Aujourd’hui que le hirak agonise en butant sur ses limites, il est instrumentalisé pour étouffer les luttes sociales, il n’est plus seulement à côté de la plaque, c’est devenu l’outil parfait pour taire les cris assourdissant des prolétaires souffrants. Les luttes sociales explosent, dans un système qui se réorganise, pour s’adapter comme un gant à la composition sociale et asseoir sa domination totalitaire, la classe dominante profite de la diversion du hirak afin de formaliser les derniers codes d’asservissement du prolétariat. Les 8 heures de travail, le congé payé, l’assurance sociale, le week-end, la gratuité de la santé, la gratuité de l’enseignement, la retraite etc., ce sont le fruit de luttes sociales acharnées, souvent payées par le sacrifice de milliers de prolétaires, les revendications politiques en dehors de la révolution prolétarienne, sont vides de contenu.

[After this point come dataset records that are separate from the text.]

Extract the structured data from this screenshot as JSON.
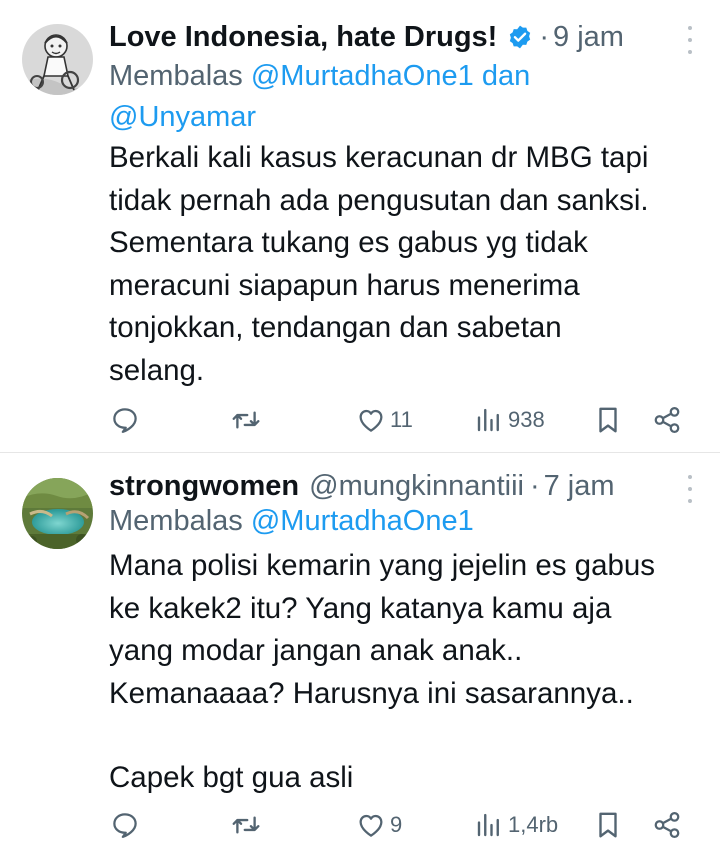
{
  "colors": {
    "text": "#0f1419",
    "muted": "#536471",
    "link": "#1d9bf0",
    "verified": "#1d9bf0",
    "divider": "#e6e6e6"
  },
  "tweets": [
    {
      "display_name": "Love Indonesia, hate Drugs!",
      "verified": true,
      "handle": "",
      "time": "9 jam",
      "reply_prefix": "Membalas",
      "reply_to_1": "@MurtadhaOne1",
      "reply_joiner": "dan",
      "reply_to_2": "@Unyamar",
      "body_lines": [
        "Berkali kali kasus keracunan dr MBG tapi",
        "tidak pernah ada pengusutan dan sanksi.",
        "Sementara tukang es gabus yg tidak",
        "meracuni siapapun harus menerima",
        "tonjokkan, tendangan dan sabetan",
        "selang."
      ],
      "avatar_icon": "cartoon-person-avatar",
      "stats": {
        "replies": "",
        "retweets": "",
        "likes": "11",
        "views": "938"
      }
    },
    {
      "display_name": "strongwomen",
      "verified": false,
      "handle": "@mungkinnantiii",
      "time": "7 jam",
      "reply_prefix": "Membalas",
      "reply_to_1": "@MurtadhaOne1",
      "body_lines": [
        "Mana polisi kemarin yang jejelin es gabus",
        "ke kakek2 itu? Yang katanya kamu aja",
        "yang modar jangan anak anak..",
        "Kemanaaaa? Harusnya ini sasarannya..",
        "",
        "Capek bgt gua asli"
      ],
      "avatar_icon": "landscape-photo-avatar",
      "stats": {
        "replies": "",
        "retweets": "",
        "likes": "9",
        "views": "1,4rb"
      }
    }
  ]
}
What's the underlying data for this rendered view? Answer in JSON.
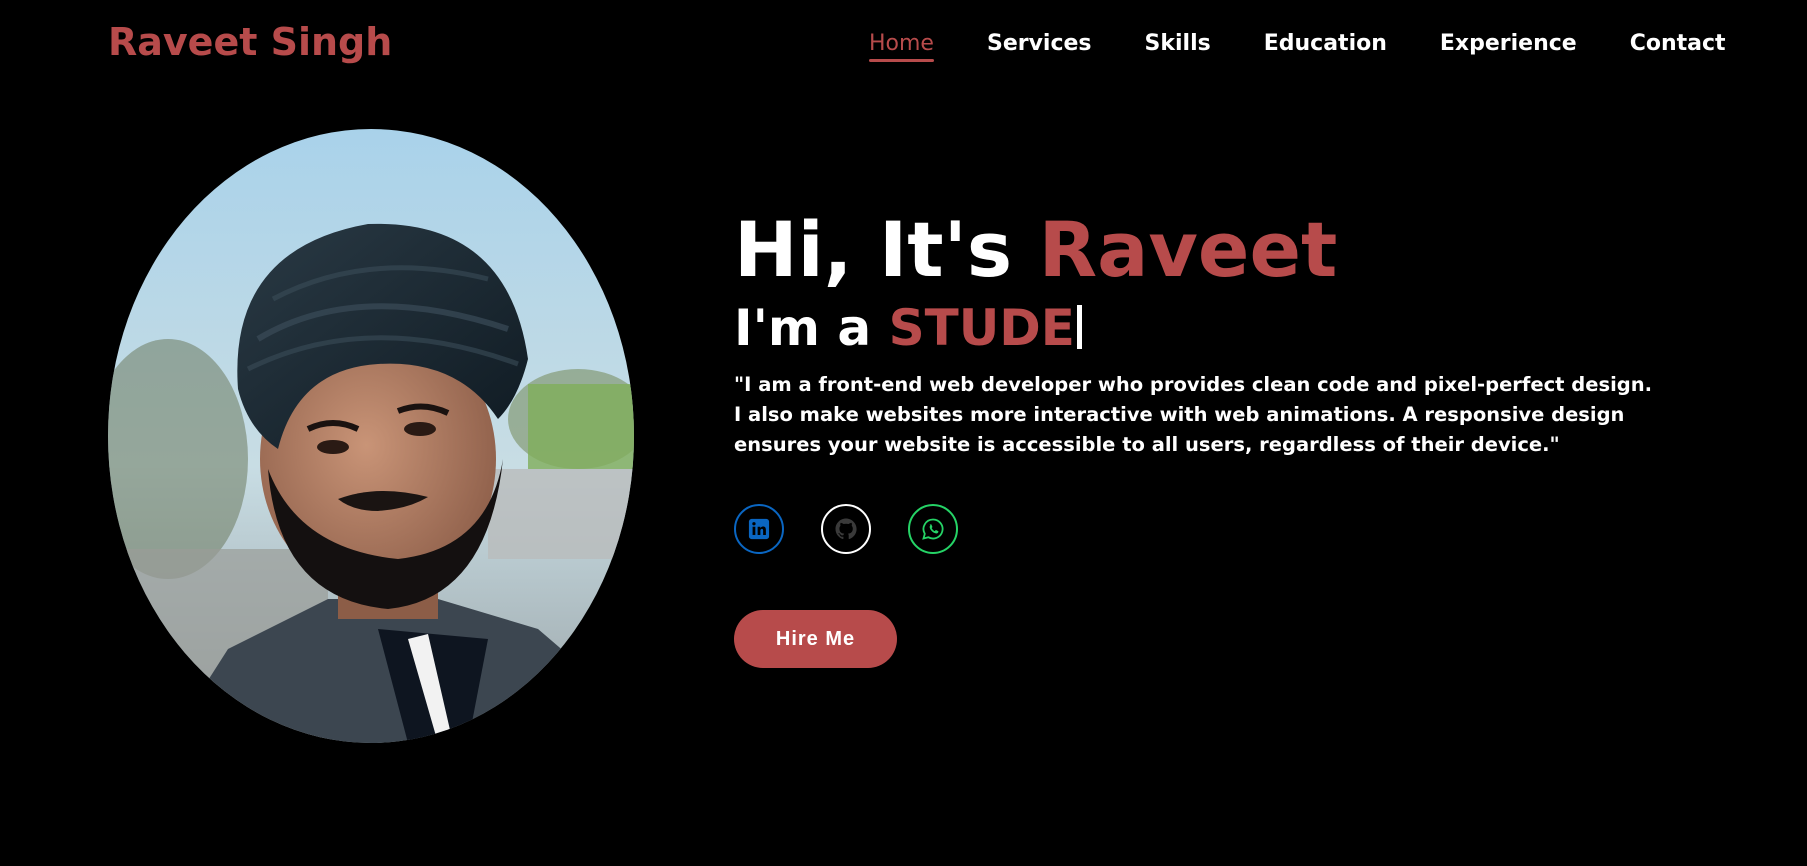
{
  "logo": "Raveet Singh",
  "nav": {
    "items": [
      {
        "label": "Home"
      },
      {
        "label": "Services"
      },
      {
        "label": "Skills"
      },
      {
        "label": "Education"
      },
      {
        "label": "Experience"
      },
      {
        "label": "Contact"
      }
    ]
  },
  "hero": {
    "greeting_prefix": "Hi, It's ",
    "greeting_name": "Raveet",
    "role_prefix": "I'm a ",
    "role_typed": "STUDE",
    "bio": "\"I am a front-end web developer who provides clean code and pixel-perfect design. I also make websites more interactive with web animations. A responsive design ensures your website is accessible to all users, regardless of their device.\"",
    "hire_label": "Hire Me"
  },
  "socials": [
    {
      "icon": "linkedin-icon"
    },
    {
      "icon": "github-icon"
    },
    {
      "icon": "whatsapp-icon"
    }
  ],
  "colors": {
    "background": "#000000",
    "accent": "#b74b4b",
    "text": "#ffffff",
    "linkedin": "#0a66c2",
    "whatsapp": "#25d366"
  }
}
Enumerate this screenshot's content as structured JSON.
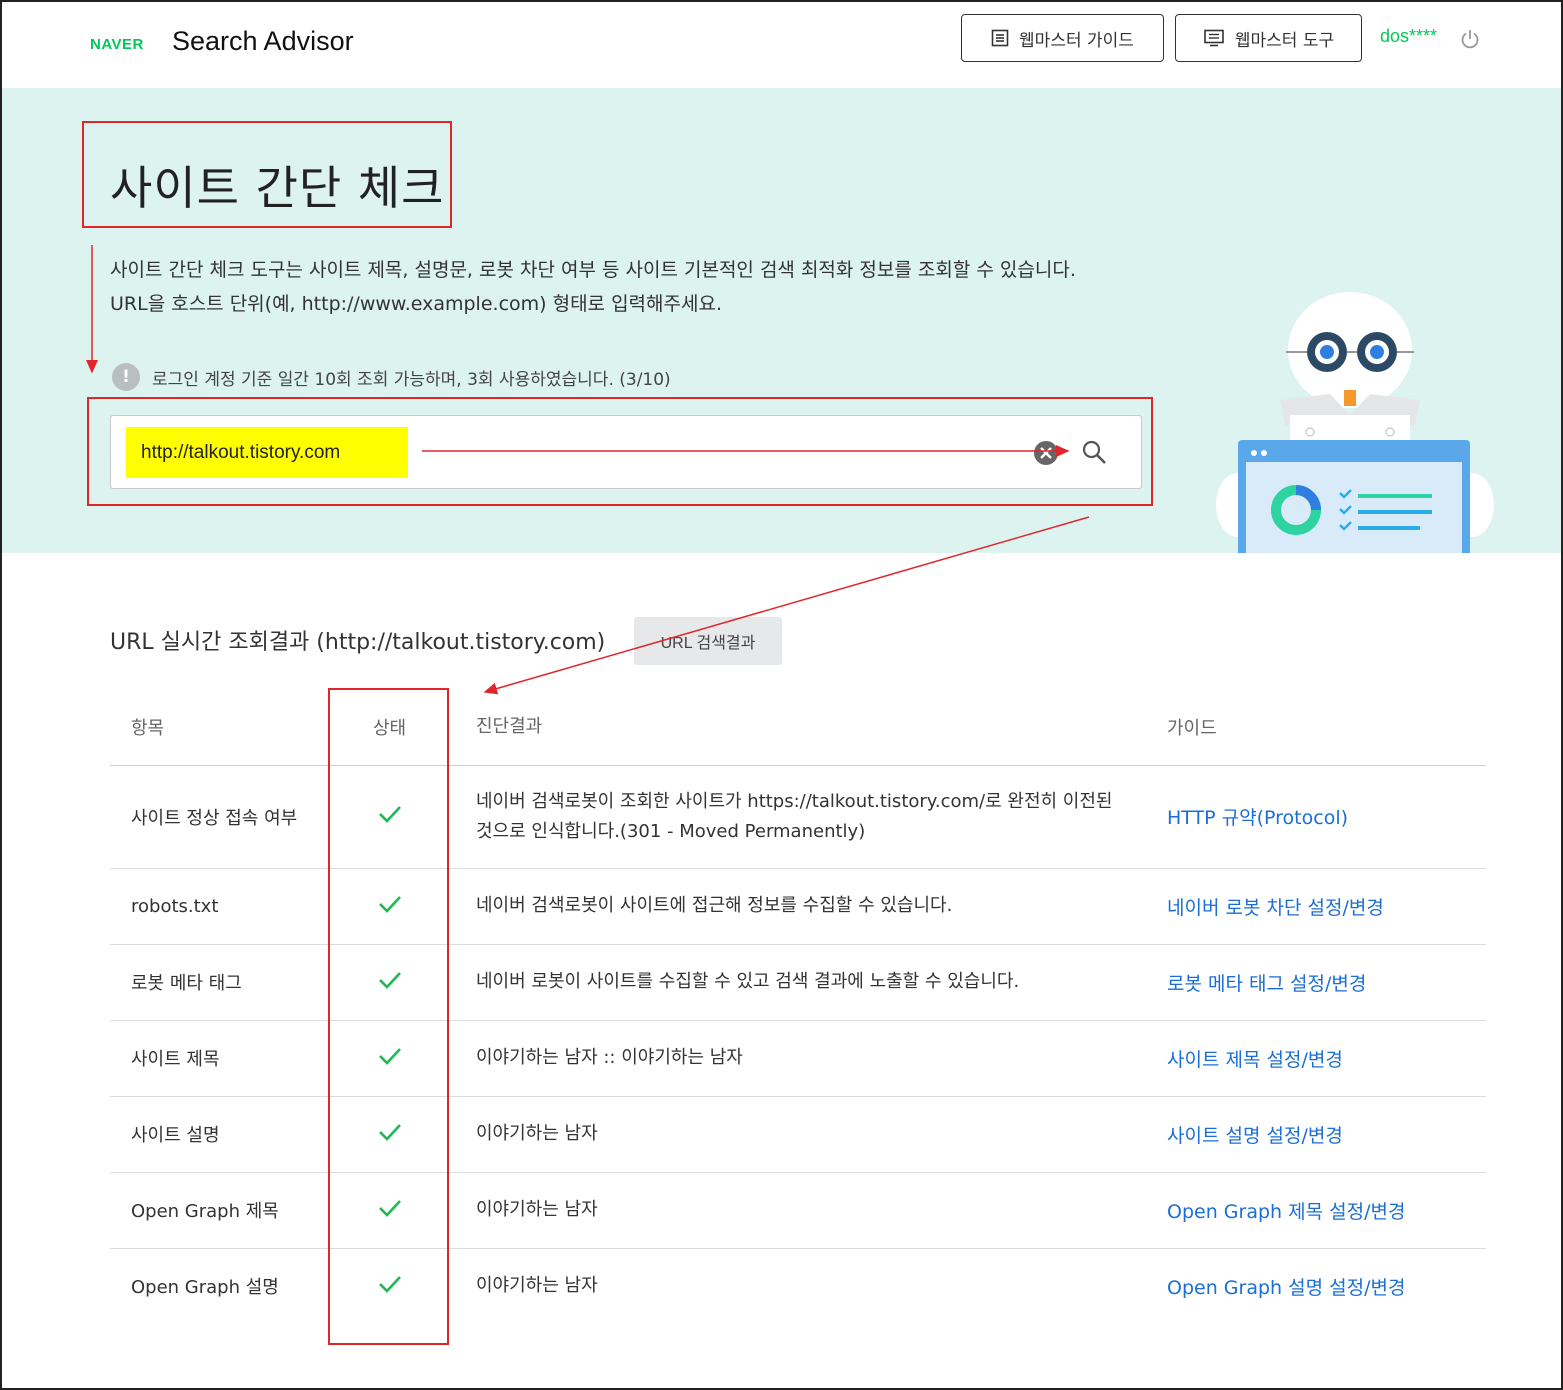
{
  "header": {
    "brand": "NAVER",
    "app_name": "Search Advisor",
    "guide_button": "웹마스터 가이드",
    "tool_button": "웹마스터 도구",
    "user": "dos****"
  },
  "hero": {
    "title": "사이트 간단 체크",
    "description_line1": "사이트 간단 체크 도구는 사이트 제목, 설명문, 로봇 차단 여부 등 사이트 기본적인 검색 최적화 정보를 조회할 수 있습니다.",
    "description_line2": "URL을 호스트 단위(예, http://www.example.com) 형태로 입력해주세요.",
    "limit_notice": "로그인 계정 기준 일간 10회 조회 가능하며, 3회 사용하였습니다. (3/10)",
    "search_value": "http://talkout.tistory.com"
  },
  "result": {
    "title": "URL 실시간 조회결과 (http://talkout.tistory.com)",
    "search_result_button": "URL 검색결과",
    "columns": [
      "항목",
      "상태",
      "진단결과",
      "가이드"
    ],
    "rows": [
      {
        "item": "사이트 정상 접속 여부",
        "status": "ok",
        "diagnosis": "네이버 검색로봇이 조회한 사이트가 https://talkout.tistory.com/로 완전히 이전된 것으로 인식합니다.(301 - Moved Permanently)",
        "guide": "HTTP 규약(Protocol)"
      },
      {
        "item": "robots.txt",
        "status": "ok",
        "diagnosis": "네이버 검색로봇이 사이트에 접근해 정보를 수집할 수 있습니다.",
        "guide": "네이버 로봇 차단 설정/변경"
      },
      {
        "item": "로봇 메타 태그",
        "status": "ok",
        "diagnosis": "네이버 로봇이 사이트를 수집할 수 있고 검색 결과에 노출할 수 있습니다.",
        "guide": "로봇 메타 태그 설정/변경"
      },
      {
        "item": "사이트 제목",
        "status": "ok",
        "diagnosis": "이야기하는 남자 :: 이야기하는 남자",
        "guide": "사이트 제목 설정/변경"
      },
      {
        "item": "사이트 설명",
        "status": "ok",
        "diagnosis": "이야기하는 남자",
        "guide": "사이트 설명 설정/변경"
      },
      {
        "item": "Open Graph 제목",
        "status": "ok",
        "diagnosis": "이야기하는 남자",
        "guide": "Open Graph 제목 설정/변경"
      },
      {
        "item": "Open Graph 설명",
        "status": "ok",
        "diagnosis": "이야기하는 남자",
        "guide": "Open Graph 설명 설정/변경"
      }
    ]
  },
  "colors": {
    "brand_green": "#03c75a",
    "hero_bg": "#dcf3f0",
    "annotation_red": "#e0262b",
    "highlight_yellow": "#ffff00",
    "link_blue": "#1a6ed6",
    "check_green": "#1db954"
  },
  "icons": [
    "guide-list-icon",
    "monitor-icon",
    "power-icon",
    "info-icon",
    "clear-icon",
    "search-icon",
    "check-icon"
  ]
}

C’est une opportunité politique pour les carriéristes, les selfistes, les rejetons, les faux intellos et les marcheurs dormant pour se faire une place dans le système, ils composent la météorite qui draine derrière elle, une queue de crédules fonçant tout droit dans le trou noir.

(...)

Au début du capitalisme, les mouvements des prolétaires portaient en eux une radicalité subversive. La nécessité de l’abolition du capitalisme était une évidence à tous les prolétaires. Aujourd’hui le capitalisme qui se matérialise dans un appareil complexe de domination, a appris à gérer les soulèvements des prolétaires, en effet la bourgeoisie politico-financière et industriello-commerçante, a une conscience de classe et connaît la puissance que peut avoir un prolétariat conscient qui se soulève. C’est pourquoi elle lui véhicule l’idée que, c’est le seul monde possible, que rien ne peut arrêter cette machine capitaliste, que les anticapitalistes, sont des Koufars, des utopistes. Ou utilisent l’échec des pays du capitalisme d’État comme l’Urss, ou l’Algérie de Boumedienne pour réfuter les thèses anticapitalistes, ce ne sont que les idées de la classe dominante, on se retrouve alors face à un prolétariat fataliste. (…)Le Capital ne peut maintenir l’assujettissement du prolétariat, qu’en se matérialisant sous le simulacre de concurrence généralisée de tous contre tous, et particulièrement en opposant à chaque fois qu’émerge son ennemi historique - le prolétariat révolutionnaire- différentes oppositions à l’intérieur même du système capitaliste ; lutte entre nations, fascisme et antifascisme, droite et gauche etc., alimente les faux débats qui divisent le prolétariat.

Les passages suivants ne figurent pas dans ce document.